First, let's review what two conservative strategists think of the stock market as a whole. The Ph.D. economist and fund manager John Hussman has updated his views this week. He sees an average return for stocks over the rest of this decade as little better than 3% annually. So in his view one could just buy a 10-year Treasury for the same yield and wake up a decade later (the Rip van Winkle approach). He also refers to the more senior strategist Jeremy Grantham, who is famous for making uncannily accurate 7-year projections, and who is even more bearish about U. S. stocks than is Hussman.

Finally, there is the less well-known Andrew Smithers, who bravely published a book in 2000 calling out the stock market as a huge bubble. He soldiers on, every 3 months updating a chart valuing the stock averages both by his estimate of fair value based both on earnings (10-year average earnings) and asset value ("q"). According to his estimates, stocks are at least 75% over fair value, and are similar to their valuations at their mid-1960s and 2007 peaks.

But all these considerations are in the face of the seemingly permanent zero interest rate policy (ZIRP). So if cash is trash, and the powers that be have a somewhat illogical commitment to price inflation of pre-owned equities that is in aggregate called the stock market, then most portfolio theorists recommend some exposure to stocks, and I agree. And in truth, much as have been a proponent of gold investing since 2009 and was in and out of gold beginning in 2002, so long as I live in a "fiat" world where gold is not money in the transactional sense, and I have bills to pay, I need to think of fiat dollars and think that I can do a bit better than Hussman's 3+% with stocks for the short run.

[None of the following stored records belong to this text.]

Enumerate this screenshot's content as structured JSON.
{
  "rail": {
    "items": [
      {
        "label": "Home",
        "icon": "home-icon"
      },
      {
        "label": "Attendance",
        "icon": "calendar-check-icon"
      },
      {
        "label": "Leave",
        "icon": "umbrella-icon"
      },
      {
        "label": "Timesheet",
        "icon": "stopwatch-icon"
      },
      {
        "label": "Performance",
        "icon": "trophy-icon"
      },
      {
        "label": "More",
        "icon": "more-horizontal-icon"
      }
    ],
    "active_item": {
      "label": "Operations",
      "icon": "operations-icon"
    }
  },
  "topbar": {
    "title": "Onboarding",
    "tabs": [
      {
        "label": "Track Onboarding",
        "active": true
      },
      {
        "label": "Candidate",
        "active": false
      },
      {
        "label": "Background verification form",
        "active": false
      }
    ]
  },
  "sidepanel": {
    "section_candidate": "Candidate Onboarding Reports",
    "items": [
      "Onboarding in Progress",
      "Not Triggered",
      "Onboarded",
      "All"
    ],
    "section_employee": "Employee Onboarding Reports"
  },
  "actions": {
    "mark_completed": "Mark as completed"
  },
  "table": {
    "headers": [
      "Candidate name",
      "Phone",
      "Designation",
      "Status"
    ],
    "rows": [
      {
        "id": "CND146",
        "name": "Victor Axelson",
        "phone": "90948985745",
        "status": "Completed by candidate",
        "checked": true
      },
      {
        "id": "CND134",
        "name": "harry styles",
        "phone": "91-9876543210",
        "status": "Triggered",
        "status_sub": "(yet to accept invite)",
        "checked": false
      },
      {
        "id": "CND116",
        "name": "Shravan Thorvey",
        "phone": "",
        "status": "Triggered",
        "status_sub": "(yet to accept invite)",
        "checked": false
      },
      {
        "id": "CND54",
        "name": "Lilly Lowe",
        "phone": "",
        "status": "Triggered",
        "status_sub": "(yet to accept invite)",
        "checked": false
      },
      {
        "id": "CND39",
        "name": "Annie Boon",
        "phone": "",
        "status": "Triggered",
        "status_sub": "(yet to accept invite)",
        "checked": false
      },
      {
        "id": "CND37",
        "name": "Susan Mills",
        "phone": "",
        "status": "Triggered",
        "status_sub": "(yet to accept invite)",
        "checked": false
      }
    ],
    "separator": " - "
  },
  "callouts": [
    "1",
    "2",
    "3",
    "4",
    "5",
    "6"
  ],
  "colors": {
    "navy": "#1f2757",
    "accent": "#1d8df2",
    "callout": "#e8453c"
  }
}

Therefore, taking the Economic Cycle Institute's (ECRI) warnings about a major global industrial business cycle to heart, I have invested funds in the following stock groups: electric utility, health insurance, and defense. Admittedly I have primarily negative feelings toward the latter two groups of companies, but the only stocks that I have always refused to buy are cigarette stocks. (In fact, 30 years ago I refused to buy Bic stock because they made lighters in addition to pens; it soared without me on board.) I have also been buying into closed end muni bond funds, as these funds are able to use leverage to enhance yield with reasonable safety, and an individual cannot accomplish this.

On the other hand, interim kickback rallies notwithstanding, I look askance at the charts of energy, materials and even most tech stocks. Japan's history with ZIRP is that major bear markets can indeed occur without the central bank lifting interest rates. Cyclical industrial downturn such as that which may be approaching soon can teach a severe lesson to both veterans and noobs alike who trust in the central bank to prevent asset prices from falling in nominal terms.

If ECRI is correct, there will be continued important shifts in the pricing of different sectors of the stock market with more movement within the market than the averages will reflect, unless and until another systemic crisis a la late 2008 comes upon us and babies get tossed out with bathwater. One may need Biblical fortitude to resist the blandishment of tantalizing rallies in risk assets, however, to follow this cautious strategy through to its conclusion, which could very easily end (or not yet be ready to end) with the CNBC crew putting their Dow 10000 hats on backward.